The film is loaded with exquisite though understated performances. Lucy Gallardo’s Lucía and particularly Enrique Rambal’s Edmundo play their hosts roles to perfection, initially peeved that the guests choose to stay the night instead of going home no matter the lateness of the hour and later sinking into despair over the undeserved criticism as if they somehow had a hand in keeping people chained to the occupied room.
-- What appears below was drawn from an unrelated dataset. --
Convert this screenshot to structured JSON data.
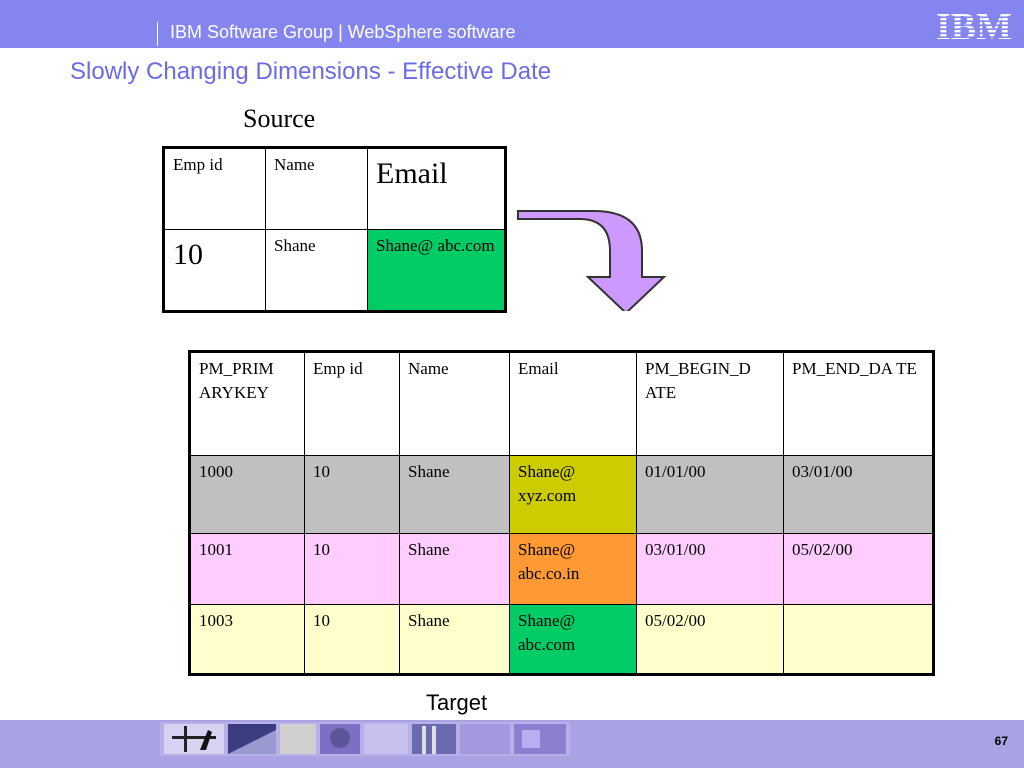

Claudio Brook’s dignified steward Julio is one of the few people who emerge from the disaster with dignity intact, perhaps a blackly satiric comment from the filmmaker on the upper class’ dependency on creature comforts and its lack of success with adjusting to the unforeseen and inconvenient.


Video Quality

 
The film’s 1.33:1 theatrical aspect ratio is accurately represented in this transfer, slightly windowboxed in Criterion’s customary style with Academy ratio films. The grayscale is very pleasing with excellent contrast bringing forth very good black levels (though one may despair during the credit sequence which looks and sounds very shaky). There are a couple of slight white scratches that appear during the film, but they disappear quickly. The white subtitles are easy to read, and the film has been divided into 19 chapters.

Audio Quality

 
The Dolby Digital 1.0 mono audio mix is typical of its era, but despite the best efforts in the lab, hiss has not been totally eliminated, and it sometimes rises to disconcertingly conspicuous volume levels. There’s a bit of distortion, too, at odd moments, but those are fleeting.

Special Features

 
The film’s theatrical trailer (which oddly seems to portray the film as a murder mystery) runs 3 ¾ minutes in 1.33:1.

Most of the bonus features are contained on the set’s second disc.

“The Last Script: Remembering Luis Buñuel” is a 97-minute documentary filmed in 2008 featuring Buñuel’s son Juan Luis along with screenwriter Jean-Claude Carrière visiting the cities where Buñuel lived during his life making for an interesting and unusual type of biographical documentary. Presented in nonanamorphic letterbox, the feature is filled with home movies, photographs, and clips from Buñuel’s movies.

Two interviews are presented as special supplements. The first is a 10 ¼-minute talk with actress Silvia Pinal (who plays “Valkyrie” in the movie) who speaks candidly about the three films she made with Buñuel, particularly The Exterminating Angel. The other is with filmmaker Arturo Ripstein who gives a more complete overview of Buñuel’s films with a special focus on The Exterminating Angel. His interview runs 14 ¾ minutes, and both are presented in 4:3.

The enclosed 38-page booklet contains some vivid stills from the movie, a think piece on The Exterminating Angel by film professor Marsha Kinder, and an excerpt from a book of Buñuel interviews that directly address the subject of The Exterminating Angel.


In Conclusion

 
Another in the string of Luis Buñuel art films in the Criterion Collection, The Exterminating Angel is surely one of a kind. A good video presentation along with some arresting special features make this an easy recommendation for the director’s admirers.